In June 2017, Linkin Park frontman Chester Bennington died by suicide It came as a shock to the music world and his fans. Bennington often did charity work focused on animal welfare and disaster relief and engaged directly with his followers on Twitter.
That personal connection meant that many fans experienced profound grief. In fact, his family launched a new charity in his memory to help fans struggling with depression and suicidal thoughts.
Why did his death affect people so much? Most of his fans had only heard his music or saw Linkin Park in concert. They hadn’t actually met Bennington or have a personal connection to him. But that doesn’t mean their grief is any less real.
Why celebrity deaths affect us
When you’re genuinely sad after the passing of a celebrity, you might receive negative reactions. Some people may minimize your grief or act like you’re being silly. But the pain and sadness you feel is very real and completely normal.
Shelby Forsyth is a Certified Grief Recovery Specialist in Chicago. She believes that we experience grief after a celebrity dies because of how long we know them, as demonstrated by the reaction after the death of actor Robin Williams.
“The longer we are acquainted with someone—being exposed to someone from childhood versus being introduced to them as an adult—and the more closely we identify with someone, [such as] similar traits, humor, struggles, passions, or interest, the more we tend to grieve,” Forsyth says.
Because so many people knew Robin Williams from their favorite childhood movies like “Aladdin” or “Mrs. Doubtfire,” they had a closer connection to him. His sudden death impacted them because he was someone they grew up watching and admiring.
The grieving experience can be very much the same as if you lost a close friend or relative. In some cases, it might feel even worse.
“It goes back to time and intensity, for sure,” Forsyth says. “We may grieve a celebrity more than we grieve a friend or relative—if we’ve known them longer and feel more identified with them.”
When should you seek help?
Any grief—whether over the loss of a celebrity or a friend—is a natural process. However, there are times when grief can become unhealthy and potentially harm your well-being.
“Grief in general is a healthy practice just like anything else,” Forsyth explains. “It’s only dangerous when it consumes your life or disrupts your regular patterns of routine and behavior.”
Feeling sad, having trouble sleeping, and losing interest in your favorite activities is common. However, over time, you should start to see improvement and regain your passions. If that doesn’t happen, or you find yourself unable to go to work, it’s a good idea to seek help.
Forsyth says anytime is a good time to see a mental health professional, “but especially if and when you feel your grief is interfering with your day-to-day practices.”
If you don’t know where to start, you can call your primary care doctor to ask for a referral to a therapist.
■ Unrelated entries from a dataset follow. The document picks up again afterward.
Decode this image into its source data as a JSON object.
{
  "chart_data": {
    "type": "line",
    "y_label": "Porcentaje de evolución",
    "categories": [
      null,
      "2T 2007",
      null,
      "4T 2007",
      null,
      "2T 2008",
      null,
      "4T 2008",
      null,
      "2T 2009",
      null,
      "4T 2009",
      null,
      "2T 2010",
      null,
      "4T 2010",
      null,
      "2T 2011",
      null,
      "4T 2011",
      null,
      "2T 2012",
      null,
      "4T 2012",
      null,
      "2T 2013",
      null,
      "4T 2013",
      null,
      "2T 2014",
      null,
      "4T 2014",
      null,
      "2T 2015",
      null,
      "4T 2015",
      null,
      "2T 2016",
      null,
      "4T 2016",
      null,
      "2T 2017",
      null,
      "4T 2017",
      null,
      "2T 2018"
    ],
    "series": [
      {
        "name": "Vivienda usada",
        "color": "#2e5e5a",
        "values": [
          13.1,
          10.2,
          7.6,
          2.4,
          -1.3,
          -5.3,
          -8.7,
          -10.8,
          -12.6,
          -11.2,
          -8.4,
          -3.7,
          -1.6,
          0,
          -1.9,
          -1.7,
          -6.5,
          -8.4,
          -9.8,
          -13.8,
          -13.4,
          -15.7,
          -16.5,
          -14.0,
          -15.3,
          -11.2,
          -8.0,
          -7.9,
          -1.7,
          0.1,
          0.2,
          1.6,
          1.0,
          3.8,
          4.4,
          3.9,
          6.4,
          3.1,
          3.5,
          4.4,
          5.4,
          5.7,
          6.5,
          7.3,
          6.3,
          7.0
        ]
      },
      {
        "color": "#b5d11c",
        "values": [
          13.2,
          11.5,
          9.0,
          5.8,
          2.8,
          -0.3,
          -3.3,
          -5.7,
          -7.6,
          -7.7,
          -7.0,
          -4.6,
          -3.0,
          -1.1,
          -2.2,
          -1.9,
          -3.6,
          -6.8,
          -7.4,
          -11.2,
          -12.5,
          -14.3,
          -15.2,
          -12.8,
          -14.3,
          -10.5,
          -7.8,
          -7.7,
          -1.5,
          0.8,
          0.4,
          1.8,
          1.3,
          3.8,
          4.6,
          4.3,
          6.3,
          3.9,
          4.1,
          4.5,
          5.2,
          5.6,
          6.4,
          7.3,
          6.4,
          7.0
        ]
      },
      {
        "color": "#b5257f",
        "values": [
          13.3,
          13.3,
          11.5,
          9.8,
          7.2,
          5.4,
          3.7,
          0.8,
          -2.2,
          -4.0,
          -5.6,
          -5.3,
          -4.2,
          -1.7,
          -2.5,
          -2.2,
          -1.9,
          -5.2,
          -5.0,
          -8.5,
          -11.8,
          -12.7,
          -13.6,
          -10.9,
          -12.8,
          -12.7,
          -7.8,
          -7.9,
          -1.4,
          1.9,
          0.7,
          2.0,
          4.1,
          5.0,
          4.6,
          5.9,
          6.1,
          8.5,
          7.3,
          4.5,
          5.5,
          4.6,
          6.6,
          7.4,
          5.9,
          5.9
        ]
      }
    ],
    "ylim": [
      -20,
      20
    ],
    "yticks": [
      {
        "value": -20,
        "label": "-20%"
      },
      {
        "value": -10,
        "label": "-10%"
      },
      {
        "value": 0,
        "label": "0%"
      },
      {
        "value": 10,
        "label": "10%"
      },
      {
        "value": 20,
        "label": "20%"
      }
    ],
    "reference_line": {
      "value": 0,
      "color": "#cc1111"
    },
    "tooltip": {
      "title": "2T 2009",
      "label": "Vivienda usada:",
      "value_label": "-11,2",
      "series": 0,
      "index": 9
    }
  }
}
Or you can find support groups, a helpline, and other information through the National Alliance on Mental Illness, a nationwide organization.
Constructive ways to handle grief
One of the hardest feelings to grapple with after a death is a sense of helplessness. But finding a way to constructively express your grief and channel your emotions can help you move on.
Forsyth recommends grieving with others. Being surrounded by people going through the same experience can emphasize that you’re not alone. You can attend memorials or tributes or join a support group.
Finding a way to express your emotions can be a powerful healing tool. Writing, painting, singing or dancing can help prevent you from bottling up your feelings. Volunteering for a cause, such as something your favorite celebrity loved, can help you feel closer to the person’s experience. And just talking to someone, whether it’s a friend, relative, or therapist, can also help you explore your pain and why this death affects you so much.
If you are having thoughts of suicide, call the National Suicide Prevention Lifeline at 1-800-273-8255 (TALK) or go to SpeakingOfSuicide.com/resources for additional resources.